Naturalnymi źródłami witamin z grupy B są przede wszystkim pełne ziarna zbóż, warzywa liściaste, jaja, mięso, grzyby, drożdże, ryby, soja, owoce (banany, jabłka, jagody, truskawki, brzoskwinie) oraz orzechy włoskie i ziemne. Nieprzyswajanie witaminy B jest utrudnione przez spożywanie niektórych leków. Aspiryna i antybiotyki niszczą między innymi witaminy B3, B6, B12. By rozpoznać niedobór witamin z grupy B niezbędne jest wykonanie morfologii krwi. Aby zmniejszyć jej niedobór należy przede wszystkim przeprowadzić zmiany w diecie, a niektórych przypadkach przyjmować w formie tabletek. Na niedobór witaminy B narażone są głównie osoby na diecie wegetariańskiej lub wegańskiej, osoby powyżej 50 lat, noworodki matek na diecie wegetariańskiej, chorujący na celiakię, a także alkoholicy.
Bardzo modne w sprzedaży i zakupach jest zestawienie witaminy B6 i magnezu. Ja jednak polecałbym Vitaminum B complex z witaminą B12 skojarzony z np. Asparginem (5 złotych), który zawiera magnez a jednocześnie i potas zapobiegający skurczom mięśni. Cała więc miesięczna kuracja witaminowa z grupy B (wraz z B12) z magnezem i potasem będzie nas kosztować minimalnie jedynie około 6-8 zł a nie kilkadziesiąt. Nie warto przepłacać!

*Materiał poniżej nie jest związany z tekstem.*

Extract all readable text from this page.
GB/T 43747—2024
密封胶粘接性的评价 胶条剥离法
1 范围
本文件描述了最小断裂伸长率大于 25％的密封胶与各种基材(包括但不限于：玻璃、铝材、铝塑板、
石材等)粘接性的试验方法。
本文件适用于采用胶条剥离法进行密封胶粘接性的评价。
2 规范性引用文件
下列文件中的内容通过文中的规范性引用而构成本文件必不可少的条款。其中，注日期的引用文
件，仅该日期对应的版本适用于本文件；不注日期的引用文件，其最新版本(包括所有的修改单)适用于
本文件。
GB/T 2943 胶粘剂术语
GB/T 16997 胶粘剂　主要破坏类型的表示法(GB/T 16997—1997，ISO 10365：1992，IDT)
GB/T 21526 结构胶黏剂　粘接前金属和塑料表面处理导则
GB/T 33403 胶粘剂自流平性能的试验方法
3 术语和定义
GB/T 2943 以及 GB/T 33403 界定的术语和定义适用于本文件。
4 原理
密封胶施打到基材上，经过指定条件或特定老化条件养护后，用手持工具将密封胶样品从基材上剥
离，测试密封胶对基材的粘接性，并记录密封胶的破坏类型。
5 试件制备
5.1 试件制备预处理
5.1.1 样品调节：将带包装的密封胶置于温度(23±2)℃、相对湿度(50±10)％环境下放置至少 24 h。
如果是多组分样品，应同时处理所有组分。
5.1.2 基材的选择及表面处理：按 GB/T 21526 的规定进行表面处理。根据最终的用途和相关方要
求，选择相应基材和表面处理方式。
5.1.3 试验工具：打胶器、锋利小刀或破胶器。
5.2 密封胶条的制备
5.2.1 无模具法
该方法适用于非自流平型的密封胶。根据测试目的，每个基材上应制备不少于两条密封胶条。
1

Podobnie zresztą jest z aspiryną czy polopiryną, które zawierają kwas acetylosalicylowy. Kosztują od 7 do 9 zł, a podobne działanie ma tzw. tabletka z krzyżykiem (np. Kopiryna) zawierająca też ten sam składnik czynny wzbogacony kofeiną a kosztuje maksymalnie 2 złote (za 6 tabletek). Ten sam składnik znajduje się w takich lekach jak: Acard czy Polokard. Po co więc przepłacać?
A teraz kilka rad dotyczących zakupu leków.

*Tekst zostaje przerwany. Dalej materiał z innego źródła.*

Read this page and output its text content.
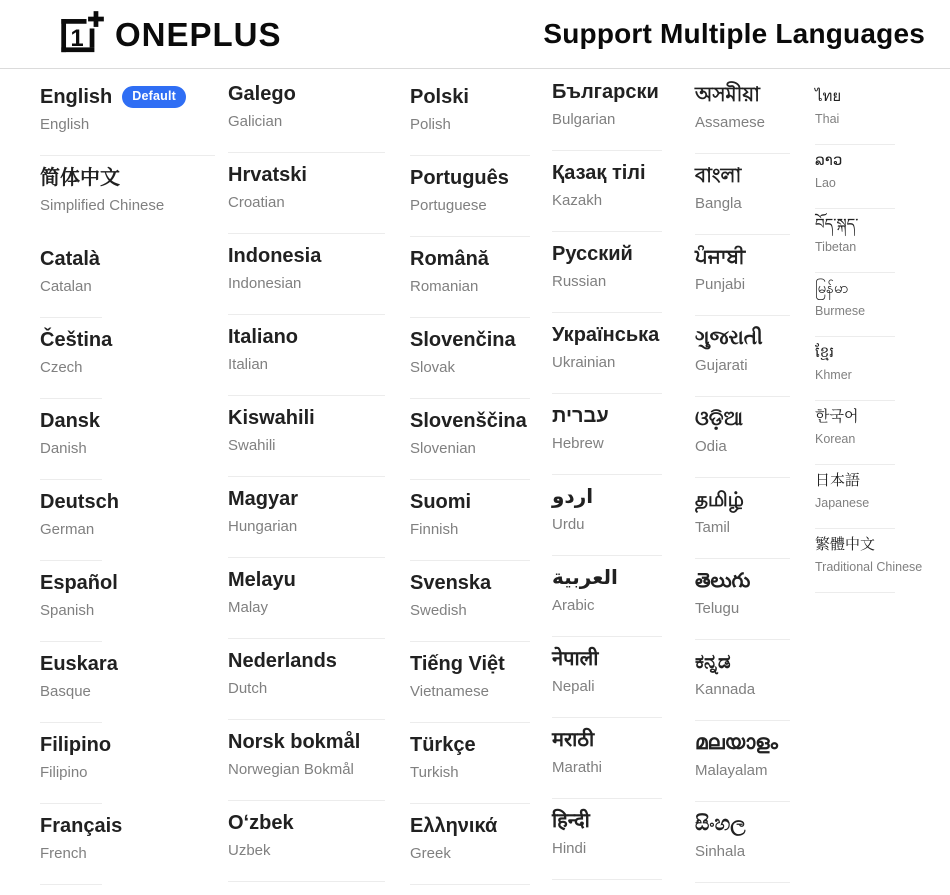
1 ONEPLUS	Support Multiple Languages
English Default
English
简体中文
Simplified Chinese
Català
Catalan
Čeština
Czech
Dansk
Danish
Deutsch
German
Español
Spanish
Euskara
Basque
Filipino
Filipino
Français
French
Galego
Galician
Hrvatski
Croatian
Indonesia
Indonesian
Italiano
Italian
Kiswahili
Swahili
Magyar
Hungarian
Melayu
Malay
Nederlands
Dutch
Norsk bokmål
Norwegian Bokmål
Oʻzbek
Uzbek
Polski
Polish
Português
Portuguese
Română
Romanian
Slovenčina
Slovak
Slovenščina
Slovenian
Suomi
Finnish
Svenska
Swedish
Tiếng Việt
Vietnamese
Türkçe
Turkish
Ελληνικά
Greek
Български
Bulgarian
Қазақ тілі
Kazakh
Русский
Russian
Українська
Ukrainian
עברית
Hebrew
اردو
Urdu
العربية
Arabic
नेपाली
Nepali
मराठी
Marathi
हिन्दी
Hindi
অসমীয়া
Assamese
বাংলা
Bangla
ਪੰਜਾਬੀ
Punjabi
ગુજરાતી
Gujarati
ଓଡ଼ିଆ
Odia
தமிழ்
Tamil
తెలుగు
Telugu
ಕನ್ನಡ
Kannada
മലയാളം
Malayalam
සිංහල
Sinhala
ไทย
Thai
ລາວ
Lao
བོད་སྐད་
Tibetan
မြန်မာ
Burmese
ខ្មែរ
Khmer
한국어
Korean
日本語
Japanese
繁體中文
Traditional Chinese
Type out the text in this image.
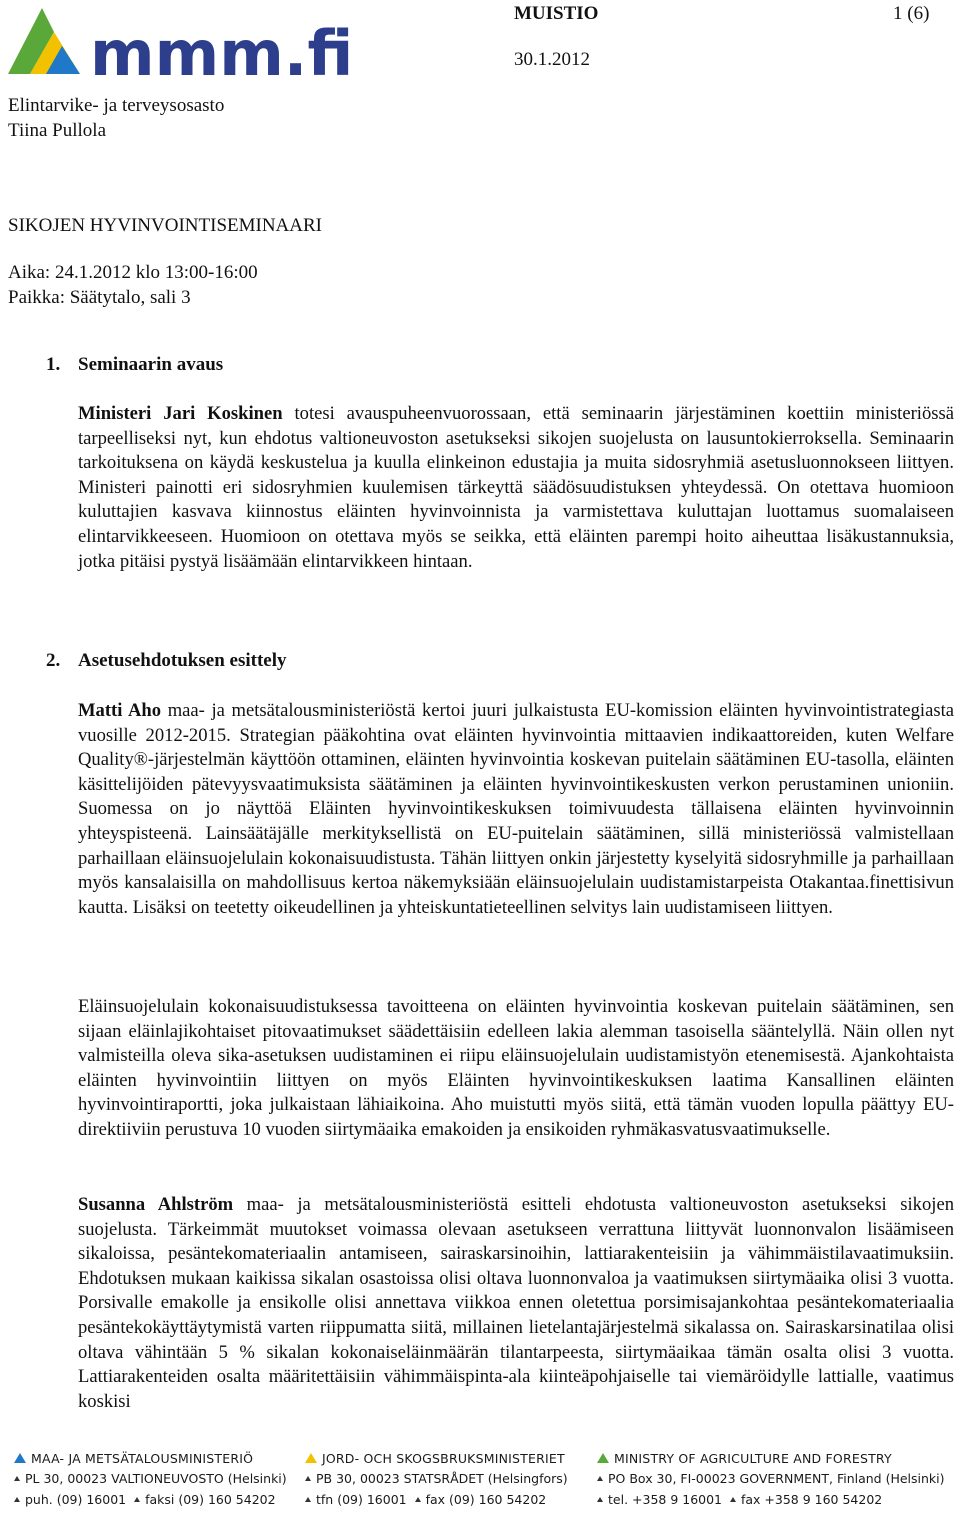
mmm.fi
MUISTIO	1 (6)
30.1.2012
Elintarvike- ja terveysosasto
Tiina Pullola
SIKOJEN HYVINVOINTISEMINAARI
Aika: 24.1.2012 klo 13:00-16:00
Paikka: Säätytalo, sali 3
1. Seminaarin avaus

Ministeri Jari Koskinen totesi avauspuheenvuorossaan, että seminaarin järjestäminen koettiin ministeriössä tarpeelliseksi nyt, kun ehdotus valtioneuvoston asetukseksi sikojen suojelusta on lausuntokierroksella. Seminaarin tarkoituksena on käydä keskustelua ja kuulla elinkeinon edustajia ja muita sidosryhmiä asetusluonnokseen liittyen. Ministeri painotti eri sidosryhmien kuulemisen tärkeyttä säädösuudistuksen yhteydessä. On otettava huomioon kuluttajien kasvava kiinnostus eläinten hyvinvoinnista ja varmistettava kuluttajan luottamus suomalaiseen elintarvikkeeseen. Huomioon on otettava myös se seikka, että eläinten parempi hoito aiheuttaa lisäkustannuksia, jotka pitäisi pystyä lisäämään elintarvikkeen hintaan.

2. Asetusehdotuksen esittely

Matti Aho maa- ja metsätalousministeriöstä kertoi juuri julkaistusta EU-komission eläinten hyvinvointistrategiasta vuosille 2012-2015. Strategian pääkohtina ovat eläinten hyvinvointia mittaavien indikaattoreiden, kuten Welfare Quality®-järjestelmän käyttöön ottaminen, eläinten hyvinvointia koskevan puitelain säätäminen EU-tasolla, eläinten käsittelijöiden pätevyysvaatimuksista säätäminen ja eläinten hyvinvointikeskusten verkon perustaminen unioniin. Suomessa on jo näyttöä Eläinten hyvinvointikeskuksen toimivuudesta tällaisena eläinten hyvinvoinnin yhteyspisteenä. Lainsäätäjälle merkityksellistä on EU-puitelain säätäminen, sillä ministeriössä valmistellaan parhaillaan eläinsuojelulain kokonaisuudistusta. Tähän liittyen onkin järjestetty kyselyitä sidosryhmille ja parhaillaan myös kansalaisilla on mahdollisuus kertoa näkemyksiään eläinsuojelulain uudistamistarpeista Otakantaa.finettisivun kautta. Lisäksi on teetetty oikeudellinen ja yhteiskuntatieteellinen selvitys lain uudistamiseen liittyen.

Eläinsuojelulain kokonaisuudistuksessa tavoitteena on eläinten hyvinvointia koskevan puitelain säätäminen, sen sijaan eläinlajikohtaiset pitovaatimukset säädettäisiin edelleen lakia alemman tasoisella sääntelyllä. Näin ollen nyt valmisteilla oleva sika-asetuksen uudistaminen ei riipu eläinsuojelulain uudistamistyön etenemisestä. Ajankohtaista eläinten hyvinvointiin liittyen on myös Eläinten hyvinvointikeskuksen laatima Kansallinen eläinten hyvinvointiraportti, joka julkaistaan lähiaikoina. Aho muistutti myös siitä, että tämän vuoden lopulla päättyy EU-direktiiviin perustuva 10 vuoden siirtymäaika emakoiden ja ensikoiden ryhmäkasvatusvaatimukselle.

Susanna Ahlström maa- ja metsätalousministeriöstä esitteli ehdotusta valtioneuvoston asetukseksi sikojen suojelusta. Tärkeimmät muutokset voimassa olevaan asetukseen verrattuna liittyvät luonnonvalon lisäämiseen sikaloissa, pesäntekomateriaalin antamiseen, sairaskarsinoihin, lattiarakenteisiin ja vähimmäistilavaatimuksiin. Ehdotuksen mukaan kaikissa sikalan osastoissa olisi oltava luonnonvaloa ja vaatimuksen siirtymäaika olisi 3 vuotta. Porsivalle emakolle ja ensikolle olisi annettava viikkoa ennen oletettua porsimisajankohtaa pesäntekomateriaalia pesäntekokäyttäytymistä varten riippumatta siitä, millainen lietelantajärjestelmä sikalassa on. Sairaskarsinatilaa olisi oltava vähintään 5 % sikalan kokonaiseläinmäärän tilantarpeesta, siirtymäaikaa tämän osalta olisi 3 vuotta. Lattiarakenteiden osalta määritettäisiin vähimmäispinta-ala kiinteäpohjaiselle tai viemäröidylle lattialle, vaatimus koskisi

MAA- JA METSÄTALOUSMINISTERIÖ
PL 30, 00023 VALTIONEUVOSTO (Helsinki)
puh. (09) 16001 faksi (09) 160 54202
JORD- OCH SKOGSBRUKSMINISTERIET
PB 30, 00023 STATSRÅDET (Helsingfors)
tfn (09) 16001 fax (09) 160 54202
MINISTRY OF AGRICULTURE AND FORESTRY
PO Box 30, FI-00023 GOVERNMENT, Finland (Helsinki)
tel. +358 9 16001 fax +358 9 160 54202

1) Leki dzieli się na leki oryginalne i zamienniki, czyli leki generyczne, które mają te same właściwości lecznicze, ale są o wiele tańsze a produkowane są po wygaśnięciu patentu na leki oryginalne. Kiedyś okres patentowy wynosił nawet 70 lat, teraz jednak jest zdecydowanie krótszy: około 10-15 lat a w wyjątkowych przypadkach okres ten może być nieco dłuższy.
2) Każdy lek posiada pewną leczniczą substancję czynną, która odpowiada za leczenie.

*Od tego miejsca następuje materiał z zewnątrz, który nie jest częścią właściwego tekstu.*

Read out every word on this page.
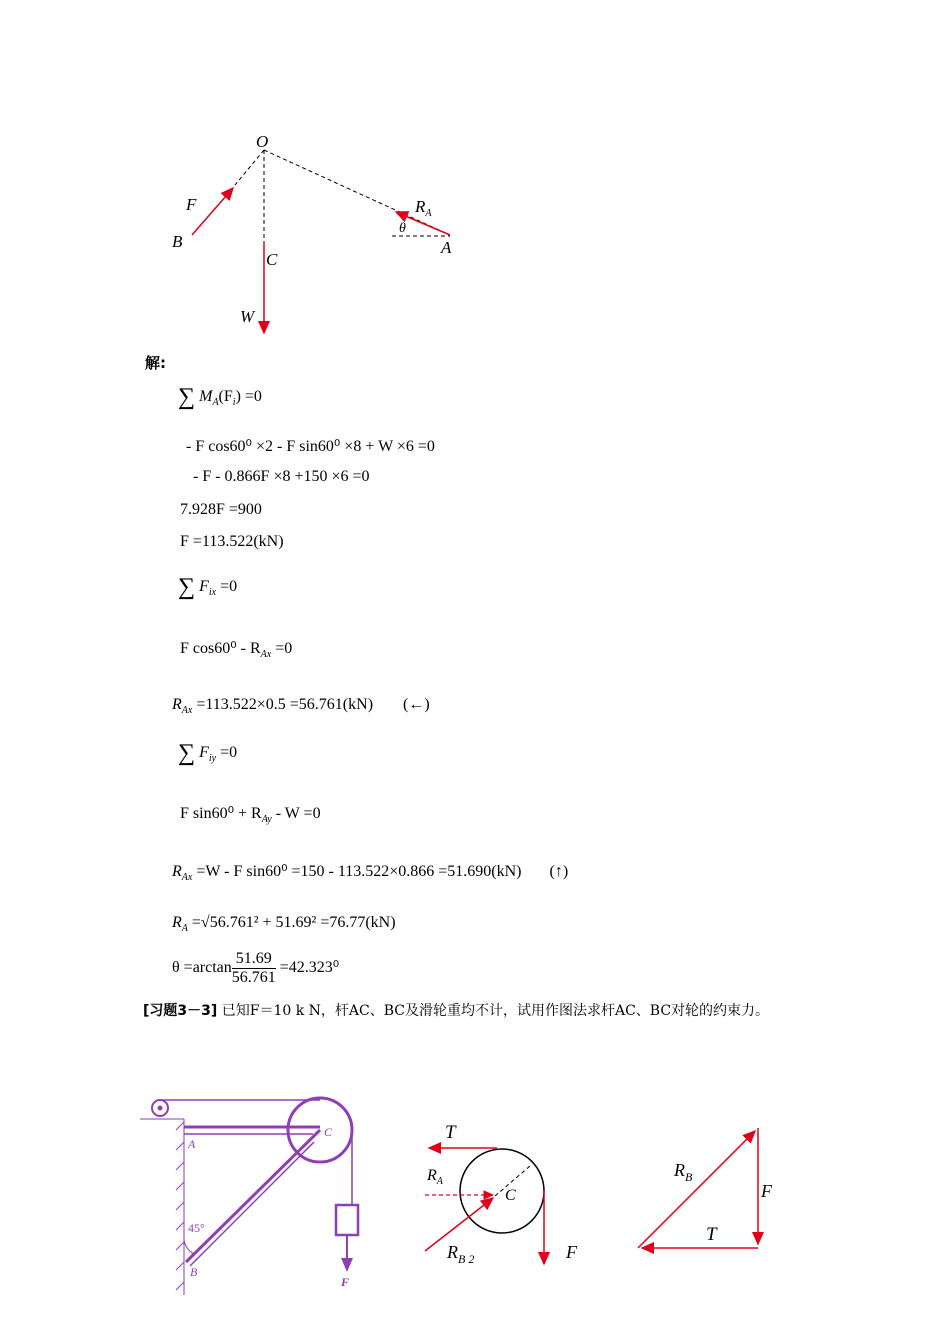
O
F
B
C
W
$R_A$
θ
A
解:
∑ $M_A(F_i) =0$
- F cos60⁰ ×2 - F sin60⁰ ×8 + W ×6 =0
- F - 0.866F ×8 +150 ×6 =0
7.928F =900
F =113.522(kN)
∑ $F_{ix} =0$
F $\cos 60^0 - R_{Ax} =0$
$R_{Ax} =113.522\times 0.5 =56.761(kN)$ (←)
∑ $F_{iy} =0$
F $\sin 60^0 + R_{Ay} - W =0$
$R_{Ax} =W - F$ sin60⁰ =150 - 113.522×0.866 =51.690(kN) (↑)
$R_A =√56.761^2 + 51.69^2 =76.77(kN)$
$\theta =\arctan \frac{51.69}{56.761} =42.323^0$
[习题3－3] 已知F＝10 k N，杆AC、BC及滑轮重均不计，试用作图法求杆AC、BC对轮的约束力。
A
C
B
45°
F
T
$R_A$
C
$R_{B 2}$	F
$R_B$
F
T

3) Przy zakupie leków nie można nigdy kierować się ich nazwą lub reklamą, co próbują nam wmówić koncerny farmaceutyczne. Należy przy zakupie zwracać przede wszystkim uwagę na substancję czynną leku i poprosić farmaceutę o to, by znalazł nam jakiś tańszy lek z tą samą substancją czynną. Jest na rynku wiele różnych w nazwie specyfików, które posiadają tą samą substancję czynną, ale nieraz drastycznie różniących się cenowo. Firmy mają obowiązek podawania nazwy substancji czynnej na swoich produktach.
4) O ile jest to możliwe najlepiej kupować leki na receptę lekarską, mimo, iż nieraz podobny lek jest dostępny bez recepty. Tak jest np. z Kreonem (na enzymy trzustkowe: lipazę i amylazę, np. na receptę możemy kupić o wiele tańszą Lipankreę) czy z Ketanolem (silnym lekiem przeciwbólowym). Koncerny farmaceutyczne dzięki lobbingowi wymuszają nieraz możliwość sprzedaży leków bez recepty, które wcześniej można było kupić jedynie na nią. I oczywiście są droższe.
5) W przypadku chorób przewlekłych żądajmy od lekarza wypisywania recepty na ryczałt. Jest to o wiele tańsze, mimo, że niektórzy lekarze robią to niechętnie (też lobbing firm farmaceutycznych oraz samych aptekarzy). Takie leki na ryczałt kosztują wielokrotnie mniej, np. zamiast 50 złotych zapłacimy jedynie 5 złotych (znam z autopsji). Poprośmy lekarza, aby wypisał nam receptę na najtańsze leki z tą sam substancją czynną, chociaż i tu firmy farmaceutyczne lobbują, żeby lekarze wypisywali ich leki.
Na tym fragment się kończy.